Surgeons: Take a Break
Despite the survey suggestions linking workload to stress, Charles M. Balch, MD, professor of surgery at the Johns Hopkins University School of Medicine, says he doesn't particularly advocate restrictions on work hours. "There is no evidence that reducing hours would make all doctors more satisfied, or lead to better patient care," Balch says in a statement.
The survey shows that two-thirds of surgeons say they did not want limits put on their hours, including those who work more than 80 hours a week, or are on call more than three nights a week.
"If hours were regulated," he says, "the reality is that people would have to punch time clocks and I don't think surgeons necessarily want their workload monitored."
Co-author Julie Ann Freischlag, MD, senior investigator for the study, and head of the department of surgery at Johns Hopkins University School of Medicine, tells me, however, that while physicians may not want their workload monitored, there should be some flexibility, perhaps reduced work hours reflected in working arrangements with other physicians.

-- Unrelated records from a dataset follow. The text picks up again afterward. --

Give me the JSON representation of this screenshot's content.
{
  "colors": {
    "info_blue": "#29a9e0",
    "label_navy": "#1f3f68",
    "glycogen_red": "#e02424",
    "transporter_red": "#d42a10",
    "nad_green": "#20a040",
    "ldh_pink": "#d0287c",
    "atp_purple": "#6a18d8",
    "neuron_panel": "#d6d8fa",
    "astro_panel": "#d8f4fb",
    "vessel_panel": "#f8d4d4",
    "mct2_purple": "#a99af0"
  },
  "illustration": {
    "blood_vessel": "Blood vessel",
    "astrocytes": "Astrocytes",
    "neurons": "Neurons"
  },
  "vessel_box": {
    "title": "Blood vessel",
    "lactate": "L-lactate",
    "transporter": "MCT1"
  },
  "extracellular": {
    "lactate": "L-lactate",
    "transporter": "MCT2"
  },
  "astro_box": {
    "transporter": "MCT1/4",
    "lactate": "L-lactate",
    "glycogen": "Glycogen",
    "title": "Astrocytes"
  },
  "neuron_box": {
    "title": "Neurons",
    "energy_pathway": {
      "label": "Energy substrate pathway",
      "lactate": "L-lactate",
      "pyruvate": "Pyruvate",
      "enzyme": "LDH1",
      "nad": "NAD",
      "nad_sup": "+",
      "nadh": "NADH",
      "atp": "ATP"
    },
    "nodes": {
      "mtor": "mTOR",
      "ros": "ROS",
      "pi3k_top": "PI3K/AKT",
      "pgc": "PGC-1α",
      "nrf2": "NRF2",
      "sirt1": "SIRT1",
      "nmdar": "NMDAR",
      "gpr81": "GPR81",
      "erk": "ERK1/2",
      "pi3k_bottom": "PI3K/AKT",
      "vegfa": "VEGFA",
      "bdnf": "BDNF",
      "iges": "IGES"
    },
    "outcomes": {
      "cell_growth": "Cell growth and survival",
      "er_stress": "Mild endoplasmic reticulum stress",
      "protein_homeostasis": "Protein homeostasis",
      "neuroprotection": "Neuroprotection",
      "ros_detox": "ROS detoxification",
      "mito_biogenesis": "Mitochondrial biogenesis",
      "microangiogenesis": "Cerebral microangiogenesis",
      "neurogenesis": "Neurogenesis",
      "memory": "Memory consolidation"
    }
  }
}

"Different kinds of physicians choose their specialties for all different sorts of reasons," Freischlag says. "Most people find surgeons tend to be aggressive; how much they do. It's just sort of their nature. They tend to move around a lot, don't sit in an office."
Long work hours, indeed, "do not correlate with burnout," Freischlag says. "Physicians like being busy. They like what they do. But sometimes when things go awry and things are conflicted—something is happening at home or work, and they want to be both places at the same time"—and the stress occurs, not unlike the rest of us.
But in the physician workplace, there is an increasing need for "self-regulation" of doctors' hours, particularly surgeons, to offset potential depression or burnout, she says. "There's got to be this realization—yes, it's ok for time off."
"You need time off," Freischlag, 55, says. "The new generation knows they should have time off. When I came up, there were 110-hour workweeks. Now they know they need time away from the office; they are smarter and know how to pace themselves."